Magic Fight's Alex Haager is one of those expatriates. He started a new indie label — Breakup Records — and moved to Portland with his partner, Sierra Frost, another musician, from the bands clintongore and Downer Party. "It's a great place for music and a great place to live if you make less than 200k a year. And we like the rain."
They started the label last month with an indeterminate interest in dreamy, brainy pop acts. There are already plans to release records by Frozen Folk, Magic Fight, Jesus Dude Mom, and a few more in the next six months or so. Right now, the roster of acts soon to be rolled out is all from the Bay Area.
"We each have tight relationships with some great independent bands whom we have worked with in different capacities over the years," says Haager, from his newish home in Portland. "Our goal is to help grow the bands that inspire us — especially musicians with approaches and aesthetics that we find interesting within the realms of what can be considered pop."

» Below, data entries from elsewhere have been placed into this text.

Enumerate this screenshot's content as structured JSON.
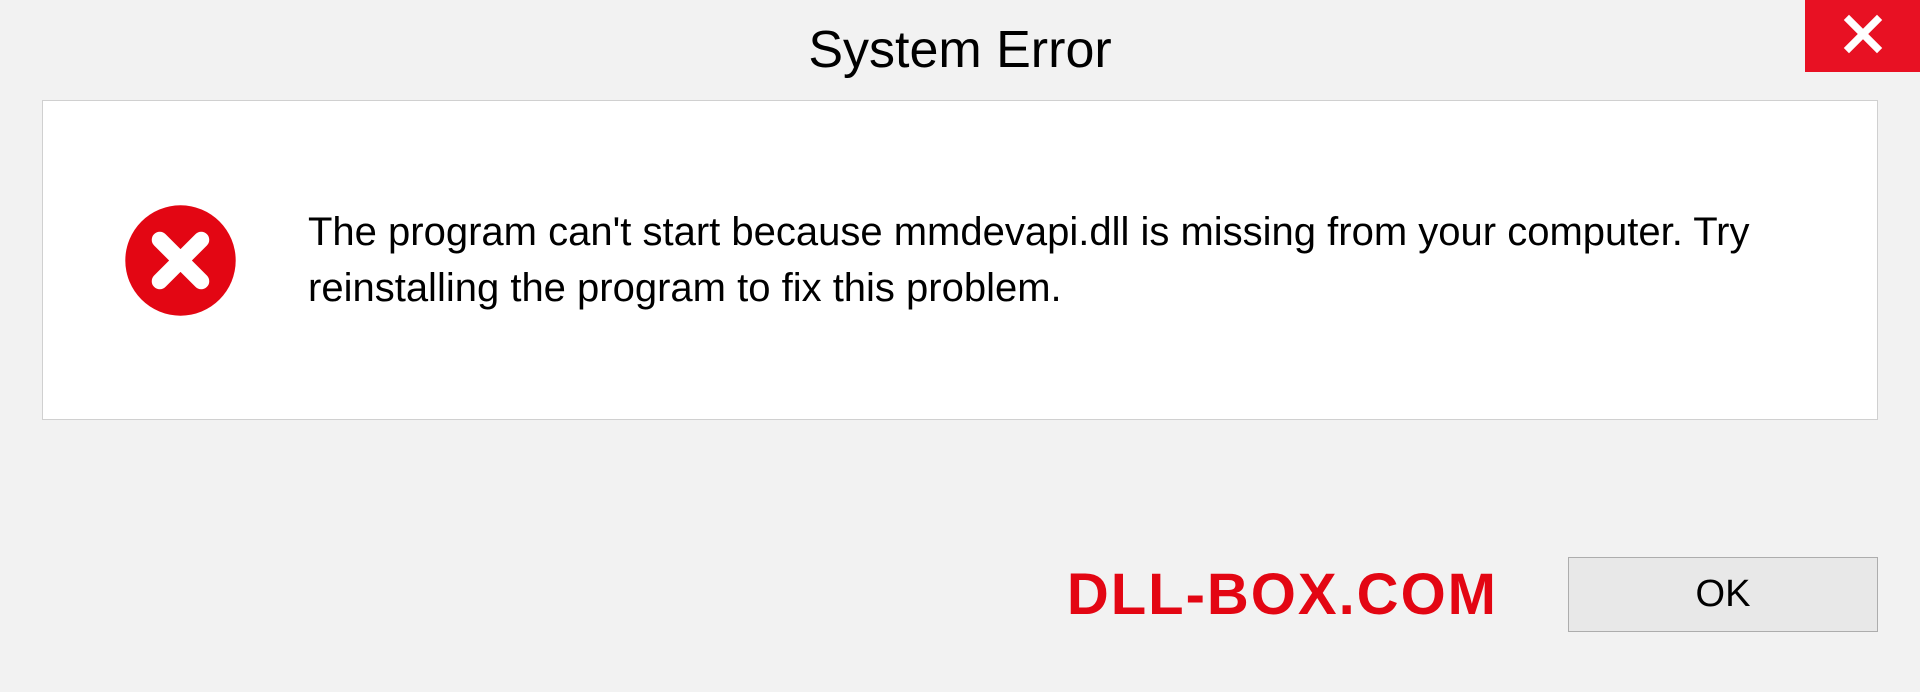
{
  "dialog": {
    "title": "System Error",
    "message": "The program can't start because mmdevapi.dll is missing from your computer. Try reinstalling the program to fix this problem.",
    "ok_label": "OK"
  },
  "watermark": "DLL-BOX.COM",
  "colors": {
    "close_bg": "#e81123",
    "error_red": "#e30613",
    "window_bg": "#f2f2f2"
  }
}
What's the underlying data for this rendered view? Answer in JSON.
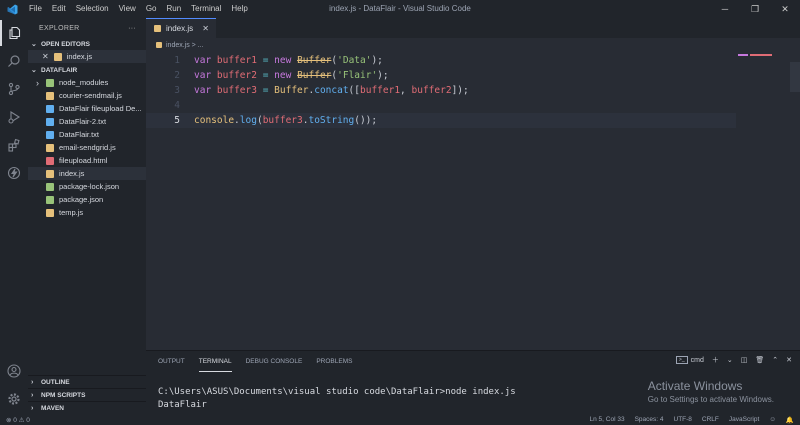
{
  "menu": [
    "File",
    "Edit",
    "Selection",
    "View",
    "Go",
    "Run",
    "Terminal",
    "Help"
  ],
  "window_title": "index.js - DataFlair - Visual Studio Code",
  "sidebar": {
    "title": "EXPLORER",
    "more": "···",
    "open_editors_label": "OPEN EDITORS",
    "open_editor_file": "index.js",
    "folder_label": "DATAFLAIR",
    "files": [
      {
        "name": "node_modules",
        "type": "folder"
      },
      {
        "name": "courier-sendmail.js",
        "type": "js"
      },
      {
        "name": "DataFlair fileupload De...",
        "type": "txt"
      },
      {
        "name": "DataFlair-2.txt",
        "type": "txt"
      },
      {
        "name": "DataFlair.txt",
        "type": "txt"
      },
      {
        "name": "email-sendgrid.js",
        "type": "js"
      },
      {
        "name": "fileupload.html",
        "type": "html"
      },
      {
        "name": "index.js",
        "type": "js"
      },
      {
        "name": "package-lock.json",
        "type": "json"
      },
      {
        "name": "package.json",
        "type": "json"
      },
      {
        "name": "temp.js",
        "type": "js"
      }
    ],
    "bottom_sections": [
      "OUTLINE",
      "NPM SCRIPTS",
      "MAVEN"
    ]
  },
  "editor": {
    "tab_label": "index.js",
    "breadcrumb": "index.js > ...",
    "line_numbers": [
      "1",
      "2",
      "3",
      "4",
      "5"
    ]
  },
  "panel": {
    "tabs": [
      "OUTPUT",
      "TERMINAL",
      "DEBUG CONSOLE",
      "PROBLEMS"
    ],
    "shell": "cmd",
    "terminal_lines": [
      "C:\\Users\\ASUS\\Documents\\visual studio code\\DataFlair>node index.js",
      "DataFlair"
    ],
    "activate_title": "Activate Windows",
    "activate_sub": "Go to Settings to activate Windows."
  },
  "statusbar": {
    "problems": "⊗ 0 ⚠ 0",
    "position": "Ln 5, Col 33",
    "spaces": "Spaces: 4",
    "encoding": "UTF-8",
    "eol": "CRLF",
    "language": "JavaScript"
  },
  "colors": {
    "accent": "#528bff",
    "background": "#282c34",
    "sidebar": "#21252b"
  }
}
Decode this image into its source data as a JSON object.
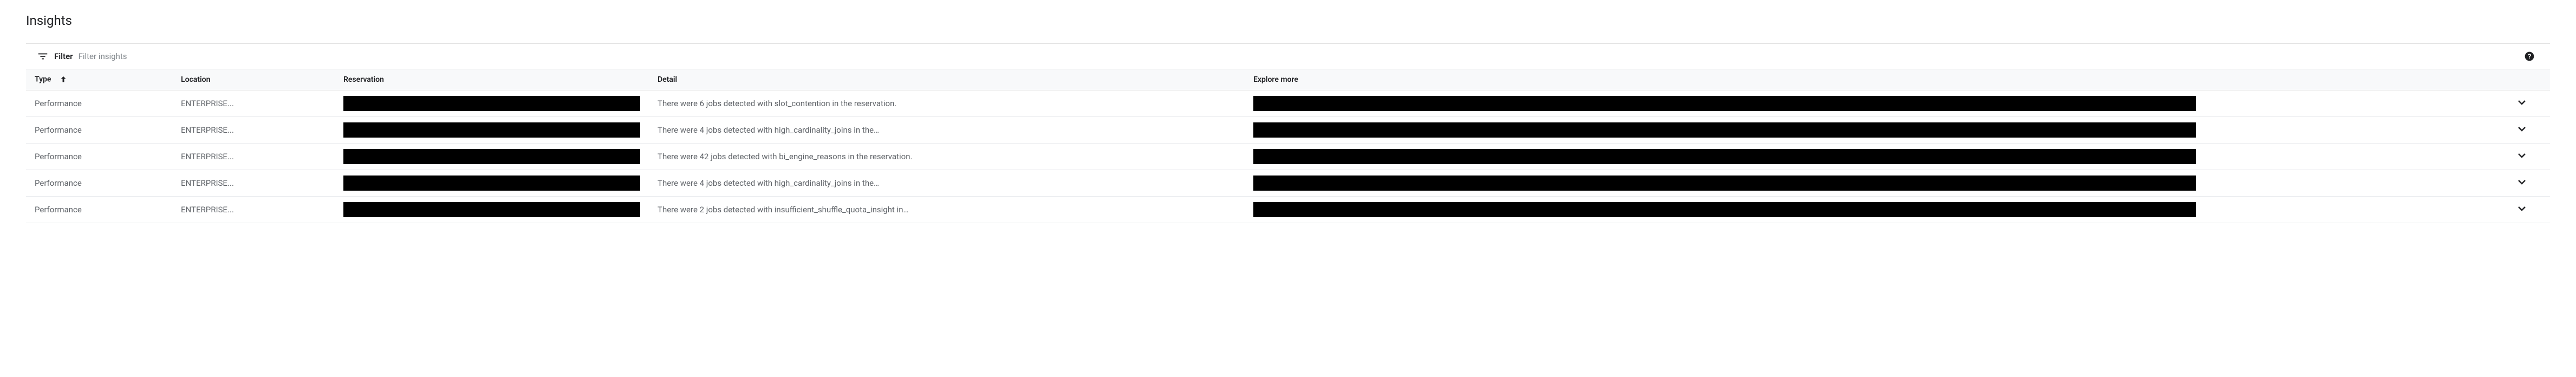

"Frankly, we're both underwhelmed by garage rock. We plan to release records that offer an alternative to the overly nostalgic, blasted out stuff that has become so prevalent in California in the last 10 to 15 years. We want to showcase what the West Coast sounds like to us."
One of the label's first releases will be the debut EP of Kitten Grenade, a deceptively named duo made up of old-timey vocalist-ukulele player Katelyn Sullivan and drummer Ben Manning. Breakup previewed it with a single release a few weeks back, for a song titled "Gray."
The minimalist pop track is arresting — occupying a space between bright and dark, it's both melancholy and lightly fluttering over heavier vibes, with much of those emotions pinned to Sullivan's jazz-inflected vocals. "That was very intentional," says San Francisco's Sullivan, who lives in the Mission. "'Gray' started out being about my inability to make decisions, and is another play on opposites; it felt like a great song to pick as our first single."
The video for the track, shot in black and white, similarly plays with light and dark shadows. It features crisp repetitive images cropped in closely around Sullivan's face and bare shoulders, and dancing orchids and roses twirling around her. Like Georgia O'Keeffe's storied paintings, the close-ups of the flowers can resemble female sexual organs, in particular the still from the video that was chosen for the cover of the single.
"In a way, the orchid in the image — with its vaginal undertones — could represent purity, which then fades into the muddled gray of the real world in the background. Using it as the cover wasn't so much planned as it was a happy accident. It's an image that happened to be in our video that really resonated with me," Sullivan says.
The full four-track debut EP, Nice Day, on Breakup is coming in January 2014. Sullivan — who calls Philz Coffee, the Phone Booth, El Rio, and Hog and Rocks her favorite local spots — says the album title references her experience with drummer Manning when they were recording during the "beautiful San Francisco summer we had this year."